Can measure very weak to strong binding affinities.
Disadvantages
Requires a large amount of sample (milligram quantities).
Less suitable for very high-affinity interactions (low KD values).
Applications
Widely used in biophysics to study antibody-antigen interactions and in the development of monoclonal antibodies.
Fluorescence Polarization (FP)
Principle: Fluorescence polarization measures the binding affinity between a fluorescently labeled antigen and an antibody. When the fluorescent antigen is free in solution, it rotates quickly, resulting in low polarization of emitted light. When the antigen binds to an antibody, the rotation slows, leading to higher polarization.
KD Calculation: The KD is determined by measuring the polarization of light as a function of increasing antibody concentration.
Advantages
Fast and suitable for high-throughput screening.
Works well for small molecules and peptides.
Disadvantages
Requires labeling of the antigen, which may affect binding.
Limited to interactions with small or medium-sized antigens.
Applications
Often used for small molecule-protein interactions, peptide-antibody interactions, and screening assays.
Flow Cytometry for Affinity Measurement (FACS-Based Binding Assays)
Principle: Flow cytometry can be adapted to measure the binding of antibodies to cell-surface antigens by incubating cells with varying concentrations of fluorescently labeled antibodies. The mean fluorescence intensity (MFI) is proportional to the binding of the antibody to the antigen.

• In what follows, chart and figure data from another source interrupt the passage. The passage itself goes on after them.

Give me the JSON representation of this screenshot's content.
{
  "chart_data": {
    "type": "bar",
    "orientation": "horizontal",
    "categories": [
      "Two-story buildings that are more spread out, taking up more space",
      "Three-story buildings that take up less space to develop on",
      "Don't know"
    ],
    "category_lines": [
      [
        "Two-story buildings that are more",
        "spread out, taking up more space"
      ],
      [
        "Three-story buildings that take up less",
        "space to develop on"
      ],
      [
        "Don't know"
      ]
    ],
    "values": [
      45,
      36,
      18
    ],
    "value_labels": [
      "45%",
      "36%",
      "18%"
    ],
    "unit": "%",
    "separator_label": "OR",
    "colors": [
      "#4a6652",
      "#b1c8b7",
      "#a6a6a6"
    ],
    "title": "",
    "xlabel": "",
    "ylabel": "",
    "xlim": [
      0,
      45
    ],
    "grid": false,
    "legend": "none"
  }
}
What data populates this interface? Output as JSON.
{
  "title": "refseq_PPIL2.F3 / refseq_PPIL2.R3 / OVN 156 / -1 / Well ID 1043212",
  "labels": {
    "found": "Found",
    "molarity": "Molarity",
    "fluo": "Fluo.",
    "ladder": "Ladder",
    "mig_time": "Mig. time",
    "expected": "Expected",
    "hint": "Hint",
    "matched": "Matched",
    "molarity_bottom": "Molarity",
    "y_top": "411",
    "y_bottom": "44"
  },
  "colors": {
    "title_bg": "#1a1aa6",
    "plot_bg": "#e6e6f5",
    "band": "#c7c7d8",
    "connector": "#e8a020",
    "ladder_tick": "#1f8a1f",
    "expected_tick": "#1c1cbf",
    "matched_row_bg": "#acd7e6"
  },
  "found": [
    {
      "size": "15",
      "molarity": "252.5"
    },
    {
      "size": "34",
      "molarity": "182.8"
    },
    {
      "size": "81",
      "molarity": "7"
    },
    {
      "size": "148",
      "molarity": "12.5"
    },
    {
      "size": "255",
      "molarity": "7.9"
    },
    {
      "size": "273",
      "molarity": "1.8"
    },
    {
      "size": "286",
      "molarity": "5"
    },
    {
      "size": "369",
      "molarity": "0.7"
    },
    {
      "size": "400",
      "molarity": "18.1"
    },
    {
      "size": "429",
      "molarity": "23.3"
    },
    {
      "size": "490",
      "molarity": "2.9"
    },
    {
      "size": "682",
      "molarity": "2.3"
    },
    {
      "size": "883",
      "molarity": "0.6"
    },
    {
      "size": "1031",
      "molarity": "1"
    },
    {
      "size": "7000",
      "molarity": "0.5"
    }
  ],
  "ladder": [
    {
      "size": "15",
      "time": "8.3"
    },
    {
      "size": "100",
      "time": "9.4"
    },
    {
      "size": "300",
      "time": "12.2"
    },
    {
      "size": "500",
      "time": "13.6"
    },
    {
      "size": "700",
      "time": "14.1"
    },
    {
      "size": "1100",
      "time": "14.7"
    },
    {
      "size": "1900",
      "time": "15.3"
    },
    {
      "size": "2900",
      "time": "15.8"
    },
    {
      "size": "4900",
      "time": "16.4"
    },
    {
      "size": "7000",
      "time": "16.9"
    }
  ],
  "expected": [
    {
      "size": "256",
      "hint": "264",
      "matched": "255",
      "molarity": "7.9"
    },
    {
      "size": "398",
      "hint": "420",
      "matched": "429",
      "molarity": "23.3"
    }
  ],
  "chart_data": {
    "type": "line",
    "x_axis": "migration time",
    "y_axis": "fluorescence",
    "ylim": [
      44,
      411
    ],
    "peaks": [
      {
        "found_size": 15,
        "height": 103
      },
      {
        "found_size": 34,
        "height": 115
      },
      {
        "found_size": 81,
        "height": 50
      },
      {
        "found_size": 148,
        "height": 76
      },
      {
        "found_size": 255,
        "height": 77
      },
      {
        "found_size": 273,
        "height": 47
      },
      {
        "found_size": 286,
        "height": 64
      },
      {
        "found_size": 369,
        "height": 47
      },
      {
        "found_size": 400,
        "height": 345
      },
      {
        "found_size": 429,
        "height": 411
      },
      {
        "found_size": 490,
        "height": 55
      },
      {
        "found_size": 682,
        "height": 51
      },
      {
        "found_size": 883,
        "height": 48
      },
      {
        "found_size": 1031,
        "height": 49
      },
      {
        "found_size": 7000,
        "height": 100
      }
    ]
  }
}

KD Calculation: By plotting MFI as a function of antibody concentration, the KD can be estimated using nonlinear regression analysis.
Advantages
Allows measurement of antibody binding in the context of live cells and membrane-bound antigens.
Provides single-cell resolution and can be used for different cell populations simultaneously.
Disadvantages
Limited to membrane-bound antigens or antigens expressed on the surface of cells.
Applications
Used in immunology for measuring antibody affinities to cell-surface receptors or other membrane-associated antigens.
Comparison of Techniques for Antibody Affinity Measurement
| Method | KD Range | Kinetics | Sample Size | Real-Time | Labeling | Applications |
| SPR (Surface Plasmon Resonance) | pM–mM | Yes | Low | Yes | No | Kinetic analysis, therapeutic antibody screening |
| BLI (Biolayer Interferometry) | pM–mM | Yes | Low | Yes | No | Drug discovery, protein interaction studies |
| ELISA (for affinity) | nM–μM | No | Low | No | No | Routine affinity screening |
| Equilibrium Dialysis | pM–mM | No | High | No | No | Peptide-antibody interactions |
| Isothermal Titration Calorimetry (ITC) | nM–mM | No | High | No | No | Thermodynamic studies, antibody development |
| Fluorescence Polarization | nM–μM | No | Low | No | Yes | Small molecule-protein interactions |
| Flow Cytometry (FACS-based) | nM–μM | No | Medium | No | Yes | Antibody binding to cell-surface antigens |
Conclusion
The choice of technique for measuring antibody affinity depends on the nature of the interaction, the type of antigen (soluble or membrane-bound), and the resources available. SPR and BLI are popular for real-time kinetic studies, while ELISA and ITC are commonly used for equilibrium affinity measurements. Each method has its strengths and limitations, so researchers often choose the technique that best fits their experimental design and desired information.